Malaria infection and severe disease risks in Africa
By Robert S. Paton, Alice Kamau, Samuel Akech, Ambrose Agweyu, Morris Ogero, Charles Mwandawiro, Neema Mturi, Shebe Mohammed, Arthur Mpimbaza, Simon Kariuki, Nancy A. Otieno, Bryan O. Nyawanda, Amina F. Mohamed, George Mtove, Hugh Reyburn, Sunetra Gupta, Philip Bejon, José Lourenço, Robert W. Snow
Science20 Aug 2021 : 926-931 Full Access
Childhood malaria
Understanding how changes in community parasite prevalence alter the rate and age distribution of severe malaria is essential for optimizing control efforts. Paton et al. assessed the incidence of pediatric severe malaria admissions from 13 hospitals in East Africa from 2006 to 2020 (see the Perspective by Taylor and Slutsker). Each 25% increase in community parasite prevalence shifted hospital admissions toward younger children. Low rates of lifetime infections appeared to confer some immunity to severe malaria in very young children. Children under the age of 5 years thus need to remain a focus of disease prevention for malaria control.

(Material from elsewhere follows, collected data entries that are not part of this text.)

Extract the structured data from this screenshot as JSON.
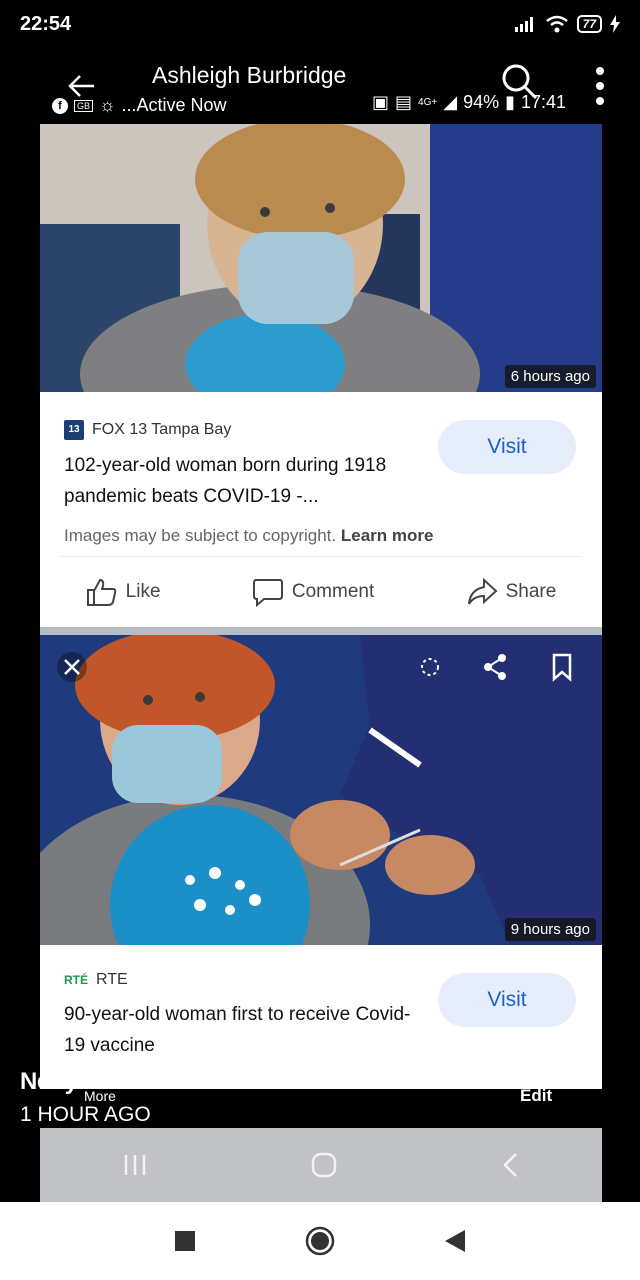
{
  "status_bar": {
    "time": "22:54",
    "battery": "77"
  },
  "chat_header": {
    "name": "Ashleigh Burbridge",
    "status": "...Active Now",
    "inner_signal": "4G+",
    "inner_battery": "94%",
    "inner_time": "17:41"
  },
  "cards": [
    {
      "time_ago": "6 hours ago",
      "source": "FOX 13 Tampa Bay",
      "source_logo": "13",
      "title": "102-year-old woman born during 1918 pandemic beats COVID-19 -...",
      "visit_label": "Visit",
      "copyright_text": "Images may be subject to copyright.",
      "learn_more": "Learn more",
      "actions": {
        "like": "Like",
        "comment": "Comment",
        "share": "Share"
      }
    },
    {
      "time_ago": "9 hours ago",
      "source": "RTE",
      "source_logo": "RTÉ",
      "title": "90-year-old woman first to receive Covid-19 vaccine",
      "visit_label": "Visit"
    }
  ],
  "overlay": {
    "name": "Netty O'Brien",
    "time_ago": "1 HOUR AGO",
    "more": "More",
    "edit": "Edit"
  },
  "colors": {
    "visit_bg": "#e7eefb",
    "visit_text": "#1a5fc8",
    "rte_green": "#1a9a50"
  }
}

The relationship between community prevalence of Plasmodium falciparum and the burden of severe, life-threatening disease remains poorly defined. To examine the three most common severe malaria phenotypes from catchment populations across East Africa, we assembled a dataset of 6506 hospital admissions for malaria in children aged 3 months to 9 years from 2006 to 2020. Admissions were paired with data from community parasite infection surveys. A Bayesian procedure was used to calibrate uncertainties in exposure (parasite prevalence) and outcomes (severe malaria phenotypes). Each 25% increase in prevalence conferred a doubling of severe malaria admission rates. Severe malaria remains a burden predominantly among young children (3 to 59 months) across a wide range of community prevalence typical of East Africa. This study offers a quantitative framework for linking malaria parasite prevalence and severe disease outcomes in children.